In the meantime, the National Association of Broadcasters, an industry trade group, has been trying to chip away at the notion of a looming spectrum crisis, commonly espoused — presented as doctrine, even — by FCC Chairman Julius Genachowski and other administration officials and lawmakers.
The NAB has repeatedly said that it will not oppose incentive auctions that are truly voluntary, but warned that it will fight to defeat any effort to force its members to give up their spectrum or disrupt service in a market by forcibly relocating a station to another, less favorable band.
Most recently, NAB President and CEO Gordon Smith sent a letter to the chairmen and minority leadership of the House and Senate commerce committees highlighting the comments of Dish Network Chairman and CEO Charles Ergen, who told analysts in November that his company had not yet committed to building on its allotment of 700 MHz spectrum. Ergen suggested that if his company could not justify a buildout, then it might seek to dispose of the spectrum in some other way.
Smith seized on those remarks as the latest instance of a spectrum holder sitting on its allocation as it mulls its options, challenging the notion of extreme scarcity. The NAB has leveled similar charges against Time Warner Cable, and is prevailing on policymakers to press ahead with the spectrum inventory and evaluate the results before moving to auctions.

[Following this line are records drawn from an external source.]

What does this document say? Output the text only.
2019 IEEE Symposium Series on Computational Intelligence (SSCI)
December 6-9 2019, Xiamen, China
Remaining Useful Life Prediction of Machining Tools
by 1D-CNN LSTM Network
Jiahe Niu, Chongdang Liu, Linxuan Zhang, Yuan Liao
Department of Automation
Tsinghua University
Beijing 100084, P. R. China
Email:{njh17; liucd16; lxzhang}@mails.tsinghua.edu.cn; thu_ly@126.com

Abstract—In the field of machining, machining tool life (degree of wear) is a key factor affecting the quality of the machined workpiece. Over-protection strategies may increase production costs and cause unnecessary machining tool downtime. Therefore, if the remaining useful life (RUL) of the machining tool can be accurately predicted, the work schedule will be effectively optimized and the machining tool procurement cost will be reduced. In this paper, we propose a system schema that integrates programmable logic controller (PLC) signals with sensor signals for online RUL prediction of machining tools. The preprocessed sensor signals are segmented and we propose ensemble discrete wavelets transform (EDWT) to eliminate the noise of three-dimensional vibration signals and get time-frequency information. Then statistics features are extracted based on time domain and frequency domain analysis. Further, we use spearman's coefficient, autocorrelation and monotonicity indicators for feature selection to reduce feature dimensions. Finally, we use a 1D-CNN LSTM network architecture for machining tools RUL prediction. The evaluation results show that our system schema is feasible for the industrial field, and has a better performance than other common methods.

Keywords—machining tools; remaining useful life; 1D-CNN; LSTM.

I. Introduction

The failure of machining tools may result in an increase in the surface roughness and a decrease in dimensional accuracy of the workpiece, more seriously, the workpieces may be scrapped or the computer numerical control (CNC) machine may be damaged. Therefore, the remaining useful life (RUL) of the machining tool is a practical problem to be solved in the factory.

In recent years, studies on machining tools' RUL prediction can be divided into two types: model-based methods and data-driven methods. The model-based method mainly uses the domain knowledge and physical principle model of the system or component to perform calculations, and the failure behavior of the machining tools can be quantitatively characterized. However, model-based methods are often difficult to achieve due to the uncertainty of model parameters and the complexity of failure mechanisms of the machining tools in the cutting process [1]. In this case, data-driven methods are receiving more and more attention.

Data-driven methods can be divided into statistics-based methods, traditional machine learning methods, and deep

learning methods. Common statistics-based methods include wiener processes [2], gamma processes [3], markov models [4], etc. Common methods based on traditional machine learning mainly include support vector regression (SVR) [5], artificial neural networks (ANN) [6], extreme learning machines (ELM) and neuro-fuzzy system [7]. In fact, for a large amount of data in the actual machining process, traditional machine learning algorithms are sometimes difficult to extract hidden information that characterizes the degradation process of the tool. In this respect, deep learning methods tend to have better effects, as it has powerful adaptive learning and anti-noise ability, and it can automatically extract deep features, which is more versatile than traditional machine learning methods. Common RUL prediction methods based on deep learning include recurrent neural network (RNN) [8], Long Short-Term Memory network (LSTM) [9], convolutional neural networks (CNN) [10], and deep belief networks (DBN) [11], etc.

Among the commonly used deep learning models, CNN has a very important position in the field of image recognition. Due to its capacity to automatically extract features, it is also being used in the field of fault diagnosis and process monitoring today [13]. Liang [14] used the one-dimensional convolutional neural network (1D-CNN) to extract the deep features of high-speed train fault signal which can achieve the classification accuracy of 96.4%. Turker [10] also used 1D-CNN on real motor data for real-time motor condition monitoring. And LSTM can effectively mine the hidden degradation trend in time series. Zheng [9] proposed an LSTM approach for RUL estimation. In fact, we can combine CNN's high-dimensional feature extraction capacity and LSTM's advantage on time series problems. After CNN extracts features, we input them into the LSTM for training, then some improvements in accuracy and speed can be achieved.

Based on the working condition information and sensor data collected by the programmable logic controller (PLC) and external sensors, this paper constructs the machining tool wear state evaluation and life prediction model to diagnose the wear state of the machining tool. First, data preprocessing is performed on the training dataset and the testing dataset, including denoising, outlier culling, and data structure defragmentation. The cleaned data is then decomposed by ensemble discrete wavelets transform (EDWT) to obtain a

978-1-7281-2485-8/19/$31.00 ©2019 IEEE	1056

“NAB respectfully recommends that an independent agency — perhaps the Government Accountability Office — conduct a top-to-bottom review of spectrum hoarding and/or spectrum speculation,” Smith wrote in his letter to the committees’ leadership. “If America is truly facing a spectrum shortage, then it is imperative that policymakers receive an unbiased and thorough report on how private companies like Dish, Time Warner Cable and government agencies are using or warehousing this precious resource.”
Kerry and Snowe’s bill would direct the FCC and the National Telecommunications Information Administration, which oversees government spectrum, to conduct the auction the broadcasters are seeking. It also includes language to facilitate closer coordination between the two agencies.
Additionally, the RADIOS Act (in longhand: Reforming Airwaves by Developing Incentives and Opportunistic Sharing) would establish dynamic spectrum sharing and reuse programs in a bid to improve efficiency.